09 June 2010

 Poor weather conditions meant that the available members of the Guernsey Seabird Team (Jamie and Mish Hooper, Chris Mourant and me) had to pack in visits to two of the Bailiwick’s seabird island in a single day. Things tend to get hectic at this time of year – trying to ensure that the seabird monitoring and ringing activities are successfully done, while at the same time everyone has a busy day job!

 With the kind permission of the owner of Jethou (Dr Peter Ogden), and his very helpful staff, we were able to visit Jethou during the day. The primary purpose was to monitor the European Shag nesting activity, although we would also note other seabird breeding productivity. We caught the work boat across to the island at 0800. The skipper very kindly circumvented Jethou before landing us so that we could count the Atlantic Puffins on the water. We counted 23 birds, which is a good number for the island.

 After a welcome mug of coffee with Dr Ogden, the Team crossed to Crevichon as soon as the islet dried. I was particularly pleased to find several Great Black-backed Gull chicks on the rocky knoll opposite the house, as this enabled me to first the first of my new GBBG colour rings. Although quite snug on the legs of the chicks, I am sure that as soon as the birds’ legs lose their puppy fat (something which happens rapidly as the legs elongate) the rings will be a very good fit. By the time we left Crevichon we had ringed 16 Great Black-backed Gull chicks, along with 83 Shag chicks.

 In common with what we had seen in other Bailiwick colonies, the news this year for Shag nesting activity is good. Nesting numbers of Shag are high, and productivity is also good, with the majority of pairs having three advanced chicks.
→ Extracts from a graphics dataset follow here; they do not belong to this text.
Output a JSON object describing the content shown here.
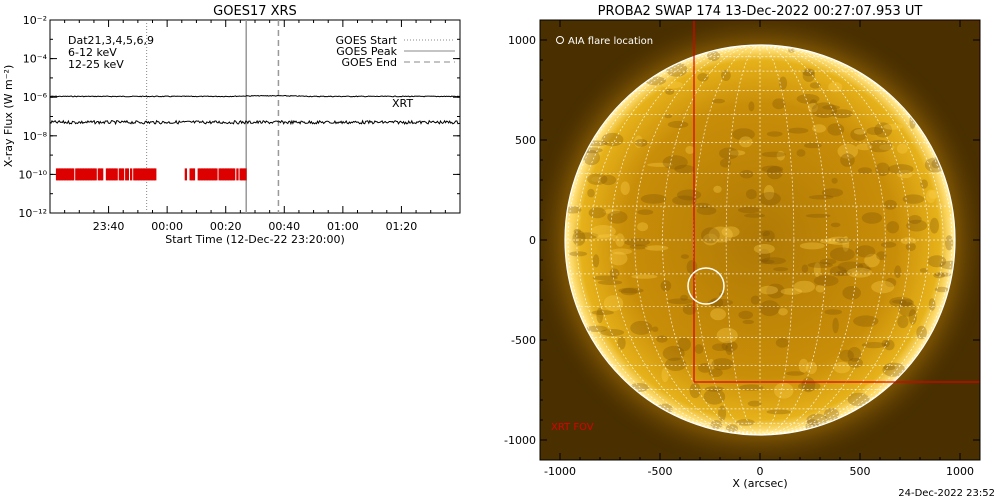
{
  "goes_panel": {
    "title": "GOES17 XRS",
    "ylabel": "X-ray Flux (W m⁻²)",
    "xlabel": "Start Time (12-Dec-22 23:20:00)",
    "header_line": "Dat21,3,4,5,6,9",
    "band_low": "6-12 keV",
    "band_high": "12-25 keV",
    "band_low_color": "#cc00cc",
    "band_high_color": "#00cc00",
    "legend": [
      {
        "label": "GOES Start",
        "style": "dotted"
      },
      {
        "label": "GOES Peak",
        "style": "solid"
      },
      {
        "label": "GOES End",
        "style": "dashed"
      }
    ],
    "xrt_label": "XRT",
    "xrt_color": "#dd0000"
  },
  "swap_panel": {
    "title": "PROBA2 SWAP 174 13-Dec-2022 00:27:07.953 UT",
    "xlabel": "X (arcsec)",
    "aia_label": "AIA flare location",
    "fov_label": "XRT FOV",
    "fov_color": "#dd0000"
  },
  "footer": {
    "timestamp": "24-Dec-2022 23:52"
  },
  "chart_data": [
    {
      "type": "line",
      "title": "GOES17 XRS",
      "xlabel": "Start Time (12-Dec-22 23:20:00)",
      "ylabel": "X-ray Flux (W m⁻²)",
      "yscale": "log",
      "ylim": [
        1e-12,
        0.01
      ],
      "xlim_minutes_after_start": [
        0,
        140
      ],
      "x_tick_labels": [
        "23:40",
        "00:00",
        "00:20",
        "00:40",
        "01:00",
        "01:20"
      ],
      "x_tick_minutes_after_start": [
        20,
        40,
        60,
        80,
        100,
        120
      ],
      "y_tick_labels": [
        "10⁻¹²",
        "10⁻¹⁰",
        "10⁻⁸",
        "10⁻⁶",
        "10⁻⁴",
        "10⁻²"
      ],
      "y_tick_values": [
        1e-12,
        1e-10,
        1e-08,
        1e-06,
        0.0001,
        0.01
      ],
      "series": [
        {
          "name": "6-12 keV",
          "color": "#000000",
          "approx_level": 1.1e-06
        },
        {
          "name": "12-25 keV",
          "color": "#000000",
          "approx_level": 5e-08
        }
      ],
      "markers": {
        "goes_start_minutes": 33,
        "goes_peak_minutes": 67,
        "goes_end_minutes": 78
      },
      "xrt_intervals_minutes": [
        [
          2,
          36
        ],
        [
          46,
          67
        ]
      ],
      "xrt_level": 1e-10,
      "grid": false,
      "legend": "top-right"
    },
    {
      "type": "image",
      "title": "PROBA2 SWAP 174 13-Dec-2022 00:27:07.953 UT",
      "xlabel": "X (arcsec)",
      "xlim": [
        -1100,
        1100
      ],
      "ylim": [
        -1100,
        1100
      ],
      "x_tick_values": [
        -1000,
        -500,
        0,
        500,
        1000
      ],
      "x_tick_labels": [
        "-1000",
        "-500",
        "0",
        "500",
        "1000"
      ],
      "y_tick_values": [
        -1000,
        -500,
        0,
        500,
        1000
      ],
      "y_tick_labels": [
        "-1000",
        "-500",
        "0",
        "500",
        "1000"
      ],
      "solar_radius_arcsec": 975,
      "aia_flare_location": {
        "x": -270,
        "y": -230,
        "radius": 90
      },
      "xrt_fov": {
        "x_min": -330,
        "x_max": 1100,
        "y_min": -710,
        "y_max": 1100
      }
    }
  ]
}
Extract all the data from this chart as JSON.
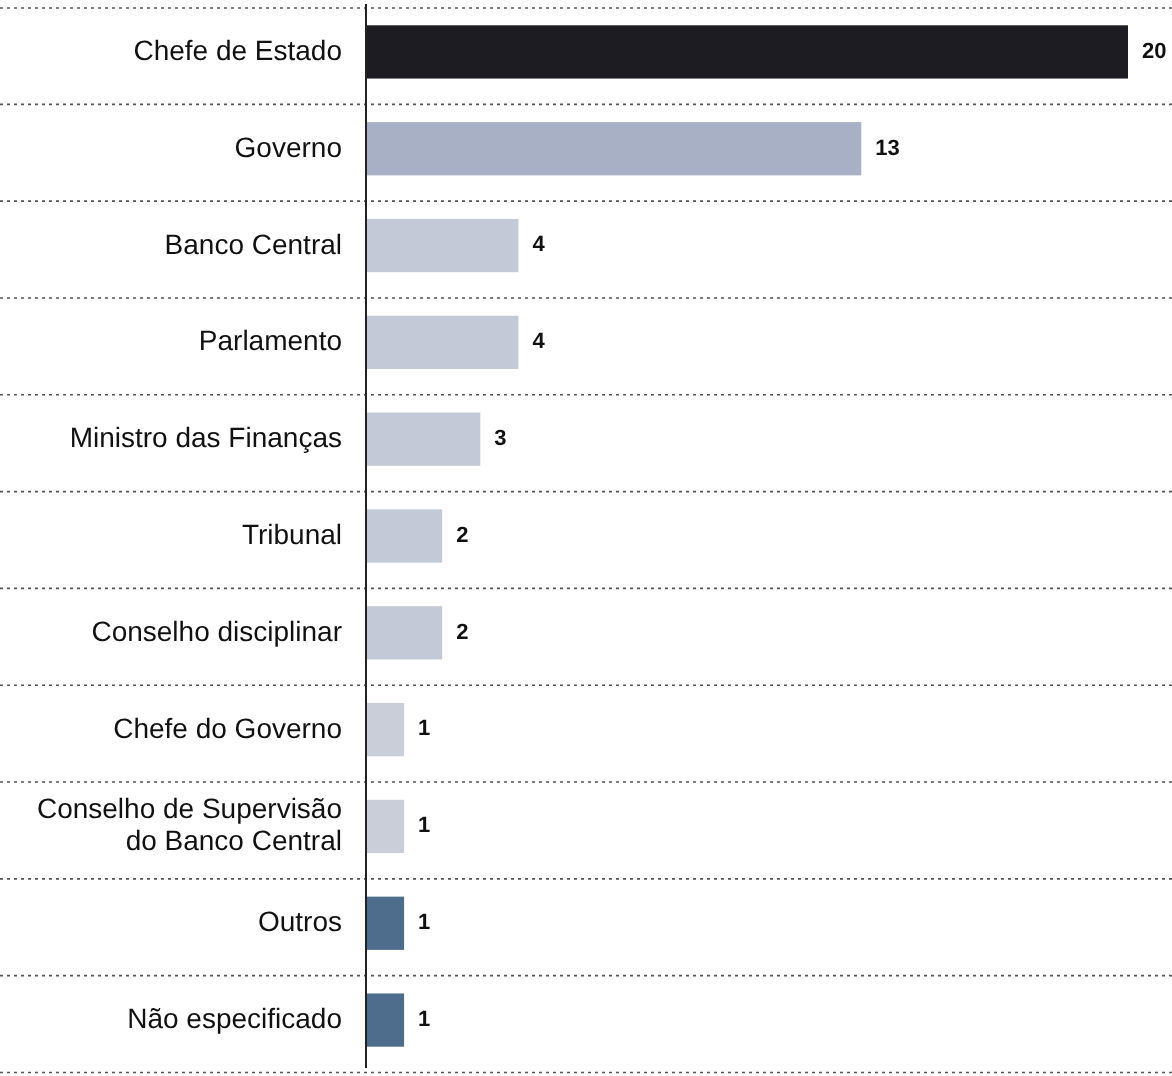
{
  "chart_data": {
    "type": "bar",
    "orientation": "horizontal",
    "categories": [
      "Chefe de Estado",
      "Governo",
      "Banco Central",
      "Parlamento",
      "Ministro das Finanças",
      "Tribunal",
      "Conselho disciplinar",
      "Chefe do Governo",
      "Conselho de Supervisão do Banco Central",
      "Outros",
      "Não especificado"
    ],
    "values": [
      20,
      13,
      4,
      4,
      3,
      2,
      2,
      1,
      1,
      1,
      1
    ],
    "colors": [
      "#1c1c22",
      "#a7b0c4",
      "#c3c9d6",
      "#c3c9d6",
      "#c3c9d6",
      "#c3c9d6",
      "#c3c9d6",
      "#c9ced9",
      "#c9ced9",
      "#4e6d8c",
      "#4e6d8c"
    ],
    "data_labels": true,
    "grid": "y",
    "tick_labels": "y"
  }
}
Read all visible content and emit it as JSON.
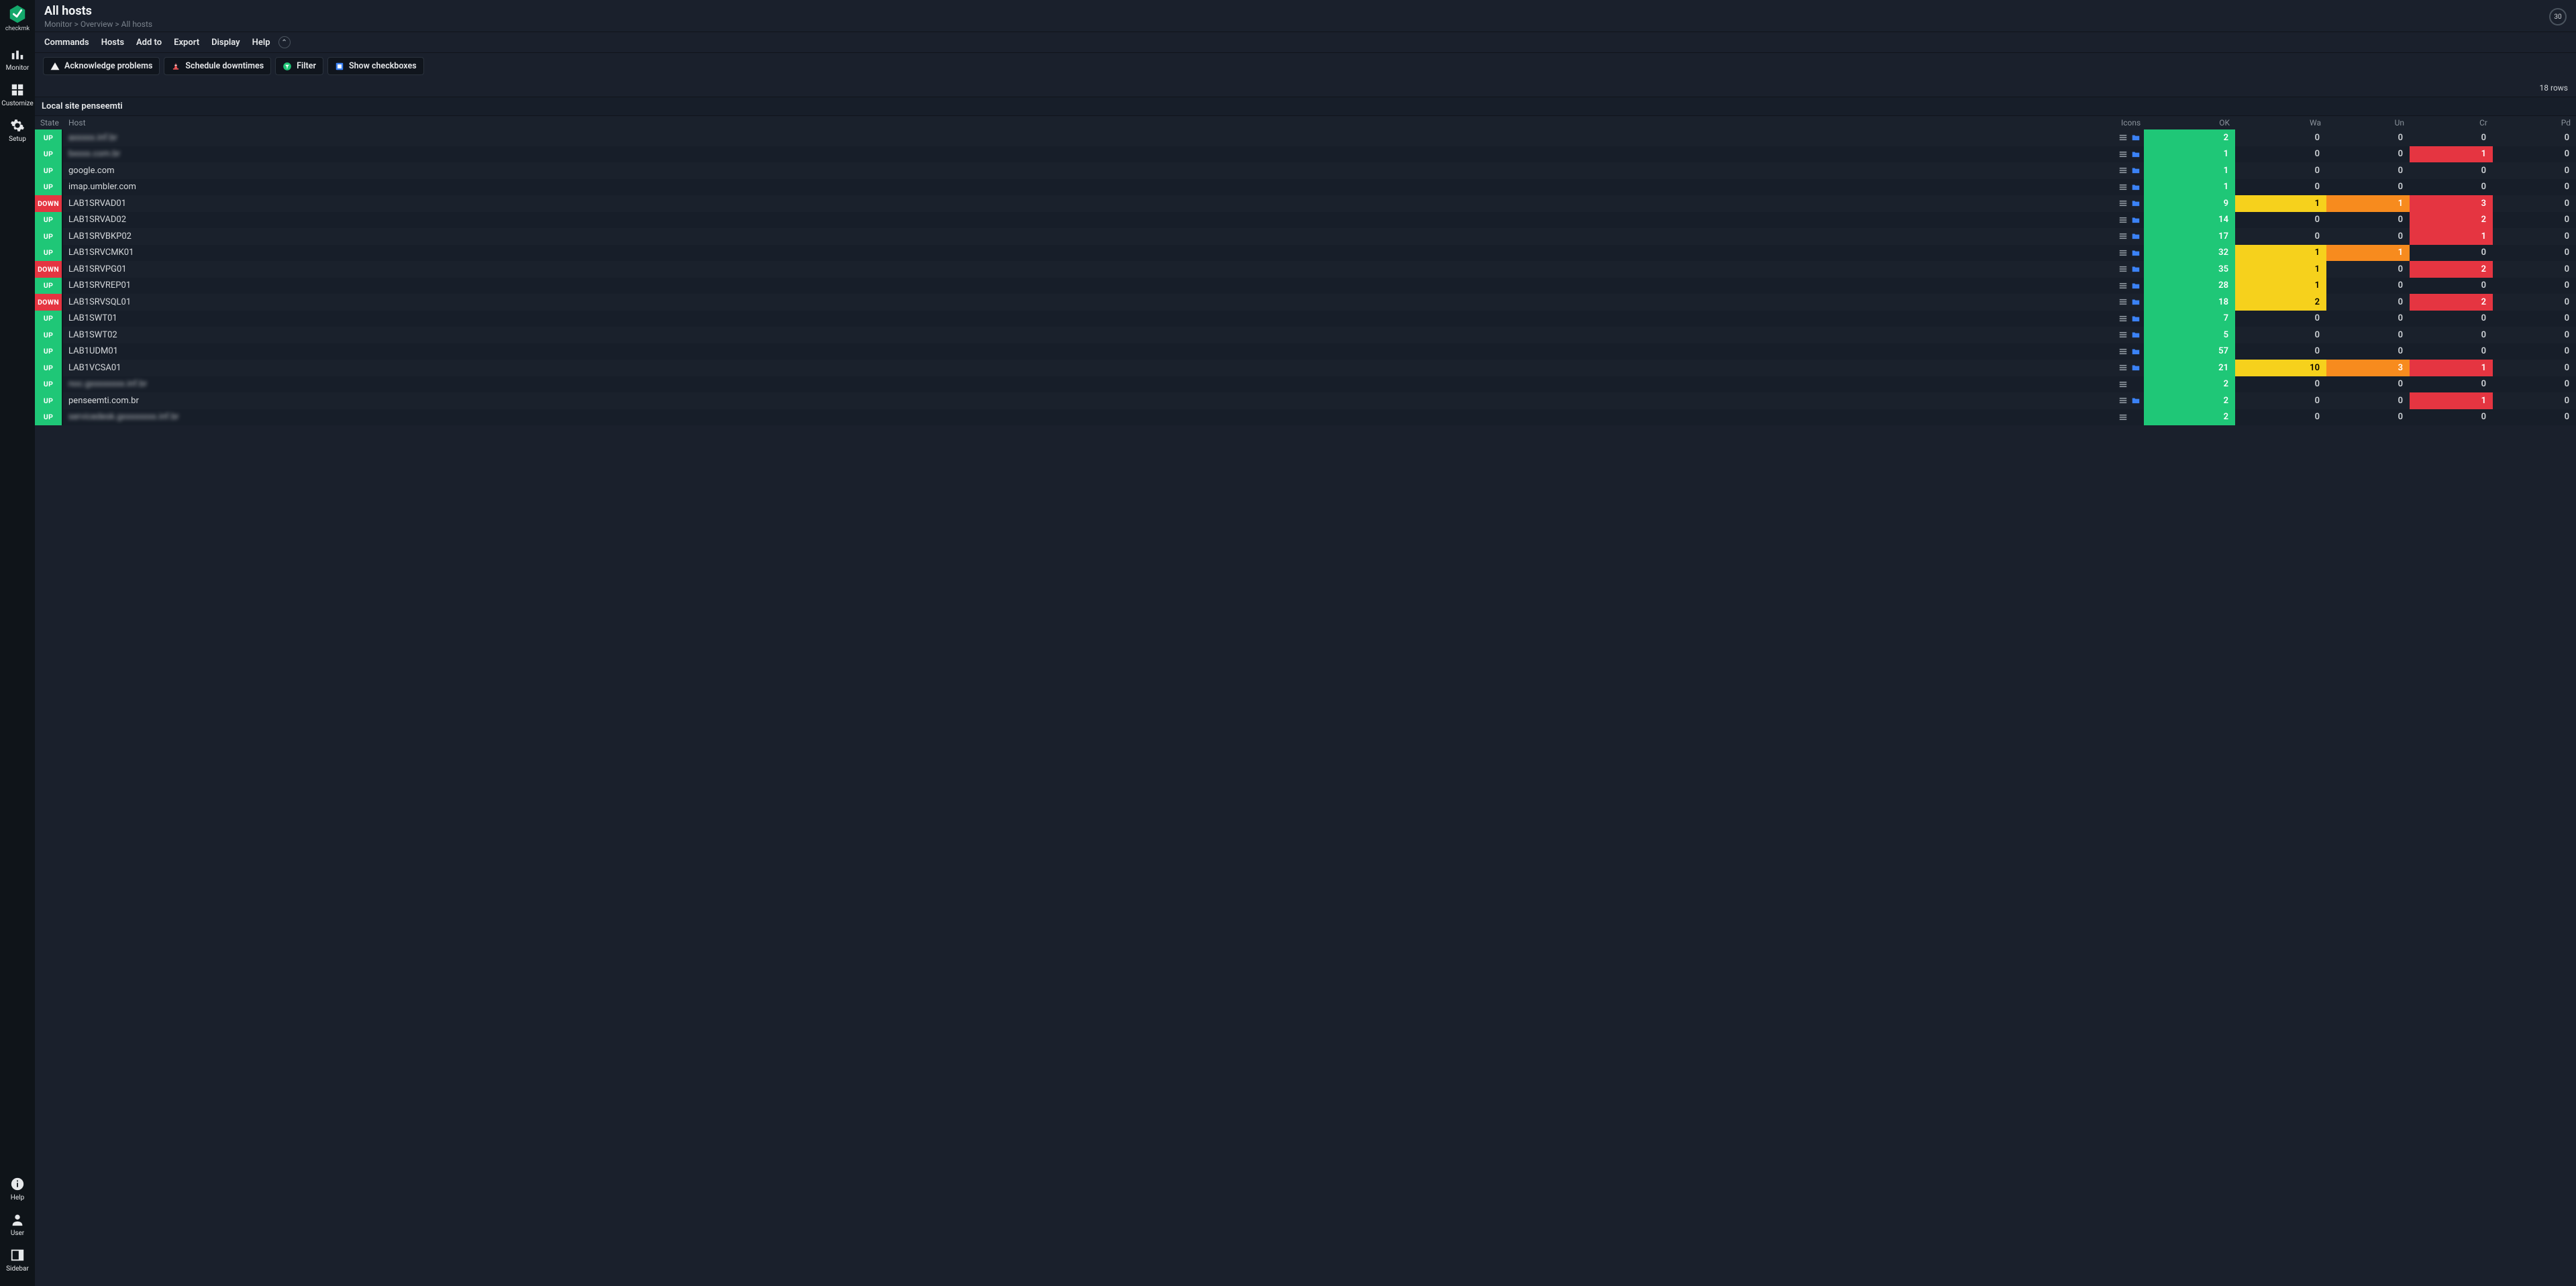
{
  "brand": "checkmk",
  "sidebar": {
    "top": [
      {
        "id": "monitor",
        "label": "Monitor"
      },
      {
        "id": "customize",
        "label": "Customize"
      },
      {
        "id": "setup",
        "label": "Setup"
      }
    ],
    "bottom": [
      {
        "id": "help",
        "label": "Help"
      },
      {
        "id": "user",
        "label": "User"
      },
      {
        "id": "sidebar",
        "label": "Sidebar"
      }
    ]
  },
  "page": {
    "title": "All hosts",
    "breadcrumb": "Monitor > Overview > All hosts",
    "refresh_seconds": "30"
  },
  "menubar": [
    "Commands",
    "Hosts",
    "Add to",
    "Export",
    "Display",
    "Help"
  ],
  "toolbar": {
    "ack": "Acknowledge problems",
    "downtime": "Schedule downtimes",
    "filter": "Filter",
    "checkbox": "Show checkboxes"
  },
  "summary": {
    "rows_label": "18 rows"
  },
  "site_header": "Local site penseemti",
  "columns": {
    "state": "State",
    "host": "Host",
    "icons": "Icons",
    "ok": "OK",
    "wa": "Wa",
    "un": "Un",
    "cr": "Cr",
    "pd": "Pd"
  },
  "colors": {
    "ok": "#1fc777",
    "warn": "#f6d11c",
    "unkn": "#f78b1e",
    "crit": "#e53541",
    "down": "#e53541",
    "bg_odd": "#1a212c",
    "bg_even": "#171e29",
    "page_bg": "#1a202c",
    "sidebar_bg": "#0f1419"
  },
  "state_labels": {
    "up": "UP",
    "down": "DOWN"
  },
  "hosts": [
    {
      "state": "UP",
      "host": "axxxxx.inf.br",
      "blur": true,
      "icons": [
        "menu",
        "wato"
      ],
      "ok": 2,
      "wa": 0,
      "un": 0,
      "cr": 0,
      "pd": 0
    },
    {
      "state": "UP",
      "host": "bxxxx.com.br",
      "blur": true,
      "icons": [
        "menu",
        "wato"
      ],
      "ok": 1,
      "wa": 0,
      "un": 0,
      "cr": 1,
      "pd": 0
    },
    {
      "state": "UP",
      "host": "google.com",
      "blur": false,
      "icons": [
        "menu",
        "wato"
      ],
      "ok": 1,
      "wa": 0,
      "un": 0,
      "cr": 0,
      "pd": 0
    },
    {
      "state": "UP",
      "host": "imap.umbler.com",
      "blur": false,
      "icons": [
        "menu",
        "wato"
      ],
      "ok": 1,
      "wa": 0,
      "un": 0,
      "cr": 0,
      "pd": 0
    },
    {
      "state": "DOWN",
      "host": "LAB1SRVAD01",
      "blur": false,
      "icons": [
        "menu",
        "wato"
      ],
      "ok": 9,
      "wa": 1,
      "un": 1,
      "cr": 3,
      "pd": 0
    },
    {
      "state": "UP",
      "host": "LAB1SRVAD02",
      "blur": false,
      "icons": [
        "menu",
        "wato"
      ],
      "ok": 14,
      "wa": 0,
      "un": 0,
      "cr": 2,
      "pd": 0
    },
    {
      "state": "UP",
      "host": "LAB1SRVBKP02",
      "blur": false,
      "icons": [
        "menu",
        "wato"
      ],
      "ok": 17,
      "wa": 0,
      "un": 0,
      "cr": 1,
      "pd": 0
    },
    {
      "state": "UP",
      "host": "LAB1SRVCMK01",
      "blur": false,
      "icons": [
        "menu",
        "wato"
      ],
      "ok": 32,
      "wa": 1,
      "un": 1,
      "cr": 0,
      "pd": 0
    },
    {
      "state": "DOWN",
      "host": "LAB1SRVPG01",
      "blur": false,
      "icons": [
        "menu",
        "wato"
      ],
      "ok": 35,
      "wa": 1,
      "un": 0,
      "cr": 2,
      "pd": 0
    },
    {
      "state": "UP",
      "host": "LAB1SRVREP01",
      "blur": false,
      "icons": [
        "menu",
        "wato"
      ],
      "ok": 28,
      "wa": 1,
      "un": 0,
      "cr": 0,
      "pd": 0
    },
    {
      "state": "DOWN",
      "host": "LAB1SRVSQL01",
      "blur": false,
      "icons": [
        "menu",
        "wato"
      ],
      "ok": 18,
      "wa": 2,
      "un": 0,
      "cr": 2,
      "pd": 0
    },
    {
      "state": "UP",
      "host": "LAB1SWT01",
      "blur": false,
      "icons": [
        "menu",
        "wato"
      ],
      "ok": 7,
      "wa": 0,
      "un": 0,
      "cr": 0,
      "pd": 0
    },
    {
      "state": "UP",
      "host": "LAB1SWT02",
      "blur": false,
      "icons": [
        "menu",
        "wato"
      ],
      "ok": 5,
      "wa": 0,
      "un": 0,
      "cr": 0,
      "pd": 0
    },
    {
      "state": "UP",
      "host": "LAB1UDM01",
      "blur": false,
      "icons": [
        "menu",
        "wato"
      ],
      "ok": 57,
      "wa": 0,
      "un": 0,
      "cr": 0,
      "pd": 0
    },
    {
      "state": "UP",
      "host": "LAB1VCSA01",
      "blur": false,
      "icons": [
        "menu",
        "wato"
      ],
      "ok": 21,
      "wa": 10,
      "un": 3,
      "cr": 1,
      "pd": 0
    },
    {
      "state": "UP",
      "host": "noc.gxxxxxxxx.inf.br",
      "blur": true,
      "icons": [
        "menu"
      ],
      "ok": 2,
      "wa": 0,
      "un": 0,
      "cr": 0,
      "pd": 0
    },
    {
      "state": "UP",
      "host": "penseemti.com.br",
      "blur": false,
      "icons": [
        "menu",
        "wato"
      ],
      "ok": 2,
      "wa": 0,
      "un": 0,
      "cr": 1,
      "pd": 0
    },
    {
      "state": "UP",
      "host": "servicedesk.gxxxxxxxx.inf.br",
      "blur": true,
      "icons": [
        "menu"
      ],
      "ok": 2,
      "wa": 0,
      "un": 0,
      "cr": 0,
      "pd": 0
    }
  ]
}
The early season was also confirmed with the young from more than 10 nests having already fledged. 65+ active Shag nests were recorded on Crevichon islet, and there were another 30+ on the main island of Jethou. Unfortunately we ran out of time before the tidal window closed, preventing access on to the other adjacent islet of Grande Fauconniere. We estimated that there were another 30+ active nests here.

  Jamie took the opportunity to colour ring another five Little Egret chicks from the protected colony – making a total of 16 young ringed this year (a record).

 On the small gravelly slopes opposite Grande Fauconniere Jamie caught an Atlantic Puffin in its burrow. This bird was quickly ringed and sent back down its burrow to continue incubating its single large white egg.

 After a brief rest, while watching the tide rush back over the narrow passage to Grande Fauconniere we dropped onto the stony beach opposite this small islet. Here we ringed another half a dozen Shags and noted that Herring Gull chicks were also much in evidence. However, we left the vast majority of these for ringing on another visit in c two weeks’ time.

 Great Black-backed Gulls seemed to have formed a small loose colony on the south-east promontory of Jethou this year, and we found another 11 youngsters in the vegetation here. No doubt there were others too that were too well hidden for us to find!

 At least seven Oystercatcher nests were seen around Jethou – all with eggs. After completing the seabird work, Jamie and Mish returned back up the central path to complete the BTO breeding birds atlas for the island.

 At 4 p.m. we caught the return work boat to Guernsey. It had been a very rewarding visit. After the desperately poor breeding seasons of 2007 and 2008, it was very pleasing to record a good season for the seabirds (and especially European Shag) in 2010.